Background. I use Java's TreeSet class to store my elements. To compare two elements I need to compute some auxiliary information about them. I cannot store this auxiliary information for each element as it would take too much memory. On the other hand, if I regenerate the auxiliary information for each comparison, my program is too slow. When an element is inserted in the TreeSet, my current implementation computes the auxiliary information for the element it inserts and does not recompute it until the element has found its place in the TreeSet. Afterwards, the auxiliary information is discarded. To speed up my program, I would like to store the auxiliary information also for the top levels of the TreeSet, as they are involved in many comparisons. So, after comparing two nodes, I would like to decide whether to keep or discard their auxiliary information based on their depth in the TreeSet.

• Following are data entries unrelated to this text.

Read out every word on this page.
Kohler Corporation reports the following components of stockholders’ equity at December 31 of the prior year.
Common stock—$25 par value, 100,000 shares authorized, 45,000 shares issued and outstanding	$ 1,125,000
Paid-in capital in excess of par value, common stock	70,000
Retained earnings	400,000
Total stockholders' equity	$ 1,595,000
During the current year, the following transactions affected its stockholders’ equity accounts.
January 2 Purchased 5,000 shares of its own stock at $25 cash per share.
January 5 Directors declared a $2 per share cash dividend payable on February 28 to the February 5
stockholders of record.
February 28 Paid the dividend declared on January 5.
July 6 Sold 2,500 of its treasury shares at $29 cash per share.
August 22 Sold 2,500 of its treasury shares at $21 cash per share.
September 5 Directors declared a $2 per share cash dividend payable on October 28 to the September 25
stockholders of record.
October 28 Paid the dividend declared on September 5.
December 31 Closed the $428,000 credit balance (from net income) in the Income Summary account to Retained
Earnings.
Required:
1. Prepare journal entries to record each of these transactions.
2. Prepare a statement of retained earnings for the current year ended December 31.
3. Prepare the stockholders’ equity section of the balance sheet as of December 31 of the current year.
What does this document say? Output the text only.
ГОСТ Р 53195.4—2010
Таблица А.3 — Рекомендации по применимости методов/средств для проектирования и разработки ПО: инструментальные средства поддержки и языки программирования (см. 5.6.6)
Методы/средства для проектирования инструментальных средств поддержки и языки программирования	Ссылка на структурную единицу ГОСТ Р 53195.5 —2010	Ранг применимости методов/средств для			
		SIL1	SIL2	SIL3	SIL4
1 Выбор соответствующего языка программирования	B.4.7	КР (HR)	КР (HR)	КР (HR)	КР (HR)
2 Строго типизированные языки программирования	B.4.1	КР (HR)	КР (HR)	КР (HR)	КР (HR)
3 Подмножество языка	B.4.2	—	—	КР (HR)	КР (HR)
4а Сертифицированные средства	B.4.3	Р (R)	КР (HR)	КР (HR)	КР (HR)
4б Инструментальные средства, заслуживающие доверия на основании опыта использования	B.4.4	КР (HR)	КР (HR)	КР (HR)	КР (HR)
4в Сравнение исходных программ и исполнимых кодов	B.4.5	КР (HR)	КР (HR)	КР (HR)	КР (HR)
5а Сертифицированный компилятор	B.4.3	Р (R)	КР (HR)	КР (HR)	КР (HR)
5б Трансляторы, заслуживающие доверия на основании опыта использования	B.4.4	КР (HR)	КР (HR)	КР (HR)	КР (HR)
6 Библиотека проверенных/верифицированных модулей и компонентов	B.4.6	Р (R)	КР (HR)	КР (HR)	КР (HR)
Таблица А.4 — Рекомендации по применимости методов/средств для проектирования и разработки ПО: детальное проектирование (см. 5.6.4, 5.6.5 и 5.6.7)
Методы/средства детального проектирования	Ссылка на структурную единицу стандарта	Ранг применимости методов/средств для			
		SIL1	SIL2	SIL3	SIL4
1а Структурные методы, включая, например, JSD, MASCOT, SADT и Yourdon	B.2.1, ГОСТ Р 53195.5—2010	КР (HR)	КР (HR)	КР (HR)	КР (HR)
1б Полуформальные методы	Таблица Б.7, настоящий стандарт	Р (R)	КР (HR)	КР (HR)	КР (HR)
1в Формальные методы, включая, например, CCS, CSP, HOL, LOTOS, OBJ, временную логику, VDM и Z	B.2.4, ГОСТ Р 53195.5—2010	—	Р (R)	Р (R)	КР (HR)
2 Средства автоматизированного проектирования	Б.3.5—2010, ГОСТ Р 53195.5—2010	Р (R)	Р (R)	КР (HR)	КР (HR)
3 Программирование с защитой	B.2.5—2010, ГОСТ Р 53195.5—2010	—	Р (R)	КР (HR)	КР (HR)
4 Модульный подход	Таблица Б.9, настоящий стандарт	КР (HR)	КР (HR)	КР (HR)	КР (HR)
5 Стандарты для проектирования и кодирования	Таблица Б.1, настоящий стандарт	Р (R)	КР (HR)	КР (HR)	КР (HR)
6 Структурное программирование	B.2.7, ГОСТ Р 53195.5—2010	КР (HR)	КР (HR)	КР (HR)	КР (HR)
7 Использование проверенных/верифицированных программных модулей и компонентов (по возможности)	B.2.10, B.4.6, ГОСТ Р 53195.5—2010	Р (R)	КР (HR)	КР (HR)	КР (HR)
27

Update. I would also be grateful if somebody could suggest an alternate class implementing some kind of balanced trees (AVL trees, red/black trees, Splay trees, ...), and where one has access to the height of an element.

+4  A: 

The exact depth of each node is simply not exposed by a TreeSet. You'd have to write your own if this is how you want to do it.

You might be able to do something like have each key in the set refer to a shared object that manages the auxiliary information. Each time compareTo() is invoked on a key, it would notify the manager to update its counter for that key. The manager would use these stats to decide which should maintain their auxiliary information.

erickson
Thanks, erickson. I agree that it's probably a good idea to collect some statistical information about the comparisons; I had not thought of that. It would probably also help to combine this with a Least-Recently-Used technique in case a new element gets inserted high up in the tree or an element from the bottom gets promoted to the top of the tree due to the internal balancing of the red/black tree.